IŞİD’in Ağustos 2014’te Şengal’de kaçırarak zorla silah altına aldığı Mazın Selim (16), Bağoz’daki çatışmalarda kendisine mayın döşeme ve techizat hazırlama görevi verildiğini söyledi.
3 Ağustos 2014’te Şengal’e saldıran IŞİD mendupları, Mazın Selim ve ailesini de binlerce Ezidi Kürt gibi alıkoydu.
O dönem henüz 9 yaşında olan Selim, örgüt tarafından zorla silah altına alındığını, askeri eğitim gördüğünü ve çatışmalara götürüldüğünü söyledi.
Rûdaw’a konuşan Ezidi genç, “İsmimi değiştirip Ebu Yahya Sincari diye sesleniyorlardır.
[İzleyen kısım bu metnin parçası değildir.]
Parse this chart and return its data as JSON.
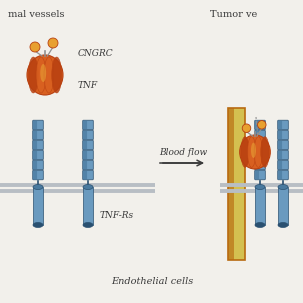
{
  "title_left": "mal vessels",
  "title_right": "Tumor ve",
  "label_cngrc": "CNGRC",
  "label_tnf": "TNF",
  "label_tnfrs": "TNF-Rs",
  "label_bloodflow": "Blood flow",
  "label_endothelial": "Endothelial cells",
  "bg_color": "#f2f0eb",
  "receptor_color": "#6a9abf",
  "receptor_mid": "#4a7a9f",
  "receptor_dark": "#2a5070",
  "membrane_color": "#b8bec4",
  "vessel_orange": "#b86a10",
  "vessel_yellow": "#d4c050",
  "tnf_orange_dark": "#b84010",
  "tnf_orange_mid": "#d86020",
  "tnf_orange_light": "#e89040",
  "tnf_yellow": "#f0c040",
  "dot_color": "#e8a030",
  "stem_color": "#909090",
  "text_color": "#3a3a3a",
  "arrow_color": "#3a3a3a"
}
Silah eğitimi verdiler. Kanas suikast silahı, BKC ve diğer silahları öğrettiler. Yiyecek yemeğimiz yoktu” dedi.
Daha sonra Suriye’ye götürüldüğünü söyleyen Selim, 2 yıl boyunca IŞİD’in Suriye’deki son kalesi olan Bağoz’da kaldığını anlattı.
Mazın Selim, “IŞİD’liler ile Demokratik Suriye Güçleri savaştığında bizi cepheye mayın döşemeye gönderiyorlardı. Gidip DSG’nin araçlarının geçtiği yolda mayın döşüyorduk. Yine silah hazırlıyor, şarjörlerini dolduruyorduk” diye belirtti.
Selim, 2 Mart 2019’da ABD öncülüğündeki IŞİD karşıtı uluslararası koalisyona ait uçakların Bağoz’u bombaladığı sırada fIrsat bularak örgütten kaçtığını ve DSG’ye sığındığını söyledi.
Daha sonra Rojava Ezidi Evi’ne teslim edilen Ezidi genç, bu kurum yolu ile ailesine ulaştırıldığını belirtti.
Babası Hala Kayıp
IŞİD mensupları, Mazın Selim ile birlikte annesi Golê Elo, kardeşi ve babası Selim’i de alıkoydu. Anne Golê Elo ve bir kardeşi daha bir süre sonra örgütten kurtulmayı başararak geri döndü.
Şu an Zaho’daki Bersiv 1 Kampı’nda yaşayan aile, kayıp babalarının dönmesini bekliyor.
Anne Golê Elo, “Bizi tutuklayıp hep birlikte Tel Afer’e getirdiler. Önce eşimiz bizden ayırdılar, sonra da iki çocuğumu. Çocuklarım geri döndü ama eşim hala dönmedi. Bizi Suriye’ye götürdüler, yer altındaki hapislerde tuttular. Ne yiyecek yemek, ne de yıkanıp temizlenme imkanı vardı” diye konuştu.
Mazın’ın şeker hastası, baba annesi Enşê Qaso Bekir, hastalık nedeniyle bir süre önce sol bacağını kaybetti. Şimdi Mazın ve kardeşi, hem ninesine ve hem de annesine bakmak zorunda.
Nine Enşê Qaso Bekir, başından geçen ve hiç unutamadığı o büyük felaketi şöyle anlattı:
“Herkes kaçmaya başladı, ne olduğunu anlayamıyorduk. Millet evini bırakıp kaçıyordu. Sonra bizi bir birimizden ayırdılar. Çocukları ayrı, anneleri ayrı götürdüler. Ben yalnız kaldım. Kadınlar ve yaşlılarla birlikte gittim. Bizi bu tarafa getirdiler, ben geldim ailemin diğer fertleri gelmediler.”
Büyük felaketten kurtulan ailenin fertleri, zorlu kamp koşullarında yaşam mücadelesi veriyor. Yaşadıkları travmanın izleri ise her hallerine yansıyor.